53  

Прошло минут пять… четверть часа… две, три четверти…

— Не боятся же лоб расшибить, болезные! — посочувствовал шепотом Бушуев, прервав странное оцепенение, овладевшее всеми восседавшими на слоне, а Реджинальд надменным тоном настоящего сагиба-инглиша прикрикнул:

— А ну, хватит развлекаться! Пора ехать дальше!

Ответа не последовало; завывания продолжались.

— Плохи наши дела, — сказала Варя, которая все это время пристально разглядывала странную корзину. — Кажется, это глаз курумбы.

— Ах вот оно что! — саркастически воскликнул Реджинальд. — Как же я сразу не понял! Ну и что?

— Курумба — это баба, что ль? — полюбопытствовал Бушуев. — Глаз-то ей за что выдрали?

Варенька поджала губы, чтобы не обидеть отца смешком, однако Василию показалось, что она встревожена всерьез.

— Прошу вас, посмотрите хорошенько, — сказала она. — Видите? Это не простая корзина!

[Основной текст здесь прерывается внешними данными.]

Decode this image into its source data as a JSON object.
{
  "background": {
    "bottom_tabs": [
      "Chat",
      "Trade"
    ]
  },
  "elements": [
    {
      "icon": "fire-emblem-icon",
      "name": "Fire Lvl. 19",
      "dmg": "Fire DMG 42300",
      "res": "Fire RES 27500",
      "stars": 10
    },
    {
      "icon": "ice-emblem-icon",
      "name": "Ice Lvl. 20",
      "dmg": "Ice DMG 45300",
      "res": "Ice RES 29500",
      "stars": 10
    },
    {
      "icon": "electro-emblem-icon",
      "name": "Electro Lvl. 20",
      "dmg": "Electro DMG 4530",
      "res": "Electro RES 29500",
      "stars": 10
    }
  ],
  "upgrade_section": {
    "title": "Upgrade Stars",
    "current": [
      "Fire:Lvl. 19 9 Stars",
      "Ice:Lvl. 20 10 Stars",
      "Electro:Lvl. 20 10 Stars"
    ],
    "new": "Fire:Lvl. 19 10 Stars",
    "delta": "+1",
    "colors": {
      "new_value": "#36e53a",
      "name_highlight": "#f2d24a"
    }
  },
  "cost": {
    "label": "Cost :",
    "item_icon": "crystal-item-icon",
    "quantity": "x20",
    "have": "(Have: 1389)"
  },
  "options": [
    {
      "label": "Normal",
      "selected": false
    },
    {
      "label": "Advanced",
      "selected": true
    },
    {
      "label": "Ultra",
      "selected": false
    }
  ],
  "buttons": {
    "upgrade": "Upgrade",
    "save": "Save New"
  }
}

Корзина, положим, была самая обыкновенная, большая и плоская, однако ее содержимое и впрямь оказалось диковинным. В ней лежала, тараща на прохожих безжизненные глаза, отрезанная голова барана, затем кокосовый орех, десять рупий серебром (монетки так и сверкали на солнце, их не составляло труда пересчитать), горка риса и какие-то привядшие цветы. При внимательном рассмотрении стало ясно, что корзина поставлена у верхнего угла треугольника, состоящего из трех довольно тонких веревочек, привязанных к трем колышкам. Все это было расположено так, что, кто бы ни шел с той или другой стороны дороги, он непременно должен был наткнуться на эти нитки.

— Глаз курумбы — это сунниум, — тихо пояснила Варя, словно эти слова что-то могли и в самом деле прояснить. — Род колдовства. У нас это называется относ.

— Порча! — догадался наконец-то Василий.

— Пор… what? — попытался повторить Реджинальд, а Бушуев только присвистнул:

— И кто это нам так подсудобил? Кому дорогу перешли?!

Варя наскоро объяснила Реджинальду, в чем дело, хотя и не смогла найти слово, однозначное «порче», в английском языке.

— Да разве в Индии живут русские ведьмы? — вполне справедливо спросил Реджинальд, — И что это значит: мы теперь не можем отправляться дальше?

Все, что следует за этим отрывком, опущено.